We have seen Beazley and Hiscox successfully access the equity markets in recent weeks and both companies have been rewarded with significant increases in share prices as a result (8% and 10% respectively). This comes despite uncertainty on the Covid-19 impact on their businesses and in the wake of Lloyd’s forecast that the combined hit on investment returns and claims exposure could make Covid-19 the greatest loss generating event the market has seen.
The main reason for this show of market confidence is that investors are looking beyond Covid-19 and seeing the upside in values, hardening rates and the potential increased demand for insurance, including the potential for new and emerging classes such as cyber risk. When taking into account the wider picture of volatility in equity markets and negative yields on gilts the insurance sector becomes a more attractive investment proposition.
If there is a shrinking pool of desirable investments and sectors for investors we can expect to see increased interest in all forms of insurance related assets. This would include increased interest in ILS and M&A as well as the debt and equity markets. We may see an increase in private equity acquisitions in the sector in particular.
Our expectation therefore is that we will see increasing transactional activity in the next six to eighteen months. We expect this would include not only more capital raising for insurers in the debt and equity markets to shore up regulatory capital but also accelerated consolidation in the intermediary sector, particularly in light of the Aon / Willis deal which may act as catalyst for deals or start-up opportunities. This trend for consolidation could also extend into the GI sector and consolidation in the life run-off sector should also continue largely untouched. Capacity to write new and emerging risks will also require significant third party investment, not least the Pan Re and Lloyd’s pandemic solutions.

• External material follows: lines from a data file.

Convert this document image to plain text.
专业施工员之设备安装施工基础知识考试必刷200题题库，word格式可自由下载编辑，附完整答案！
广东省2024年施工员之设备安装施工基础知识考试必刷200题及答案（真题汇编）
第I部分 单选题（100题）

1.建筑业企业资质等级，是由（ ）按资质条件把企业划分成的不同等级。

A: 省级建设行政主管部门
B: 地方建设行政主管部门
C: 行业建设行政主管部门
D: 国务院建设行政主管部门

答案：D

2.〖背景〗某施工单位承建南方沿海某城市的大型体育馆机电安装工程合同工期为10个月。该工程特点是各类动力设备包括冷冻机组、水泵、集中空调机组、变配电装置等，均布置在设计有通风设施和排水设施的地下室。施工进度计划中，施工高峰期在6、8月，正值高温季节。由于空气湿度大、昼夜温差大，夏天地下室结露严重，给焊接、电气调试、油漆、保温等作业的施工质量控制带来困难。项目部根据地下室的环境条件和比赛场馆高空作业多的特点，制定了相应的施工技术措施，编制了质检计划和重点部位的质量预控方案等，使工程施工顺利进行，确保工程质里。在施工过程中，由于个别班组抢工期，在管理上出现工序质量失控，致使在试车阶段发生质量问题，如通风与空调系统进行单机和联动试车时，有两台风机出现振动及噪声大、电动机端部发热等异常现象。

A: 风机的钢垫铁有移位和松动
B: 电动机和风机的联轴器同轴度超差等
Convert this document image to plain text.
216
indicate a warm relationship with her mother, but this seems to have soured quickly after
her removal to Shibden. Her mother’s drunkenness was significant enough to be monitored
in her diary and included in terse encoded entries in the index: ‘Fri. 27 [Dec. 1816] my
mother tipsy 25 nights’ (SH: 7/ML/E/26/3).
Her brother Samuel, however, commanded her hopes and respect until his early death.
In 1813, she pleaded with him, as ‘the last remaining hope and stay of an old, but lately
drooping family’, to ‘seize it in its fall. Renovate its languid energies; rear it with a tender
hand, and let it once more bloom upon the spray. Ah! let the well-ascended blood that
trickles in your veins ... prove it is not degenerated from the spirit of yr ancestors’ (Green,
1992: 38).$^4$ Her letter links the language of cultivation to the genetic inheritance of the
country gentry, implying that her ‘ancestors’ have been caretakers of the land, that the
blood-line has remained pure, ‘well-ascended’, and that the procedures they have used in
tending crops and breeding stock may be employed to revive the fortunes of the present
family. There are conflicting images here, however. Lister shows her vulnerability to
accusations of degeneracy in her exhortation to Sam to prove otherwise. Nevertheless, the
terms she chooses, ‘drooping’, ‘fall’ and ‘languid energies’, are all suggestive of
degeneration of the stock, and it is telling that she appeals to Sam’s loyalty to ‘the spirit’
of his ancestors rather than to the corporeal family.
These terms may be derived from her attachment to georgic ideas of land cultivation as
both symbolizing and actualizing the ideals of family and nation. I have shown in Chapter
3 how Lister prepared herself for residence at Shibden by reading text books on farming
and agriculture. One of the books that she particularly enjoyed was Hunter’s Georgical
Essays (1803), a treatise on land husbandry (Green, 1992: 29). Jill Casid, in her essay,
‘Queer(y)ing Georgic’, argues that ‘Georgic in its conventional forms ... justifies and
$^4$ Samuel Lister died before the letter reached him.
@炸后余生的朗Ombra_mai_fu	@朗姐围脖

Notwithstanding the positive signs, there are still significant immediate challenges to overcome. In particular, the outcome of the FCA’s declaratory judgment request, US litigation on Covid-19 claims, BI action group claims and potential mis-selling claims against intermediaries There is also the issue of reputational damage to the industry and question marks over whether rates hardening will offset decreased demand. As such, we are not yet past the stage where we can discount that difficult decisions will be required, with emergency fund raising, distressed sales and even administrations possibly required for some.
Recent experience suggests, however, that if there is a strong underlying business case the market demand is there to come out of Covid-19 intact. Businesses will need to be confident in their strategy to take advantage of market conditions and to make the right move at the right time.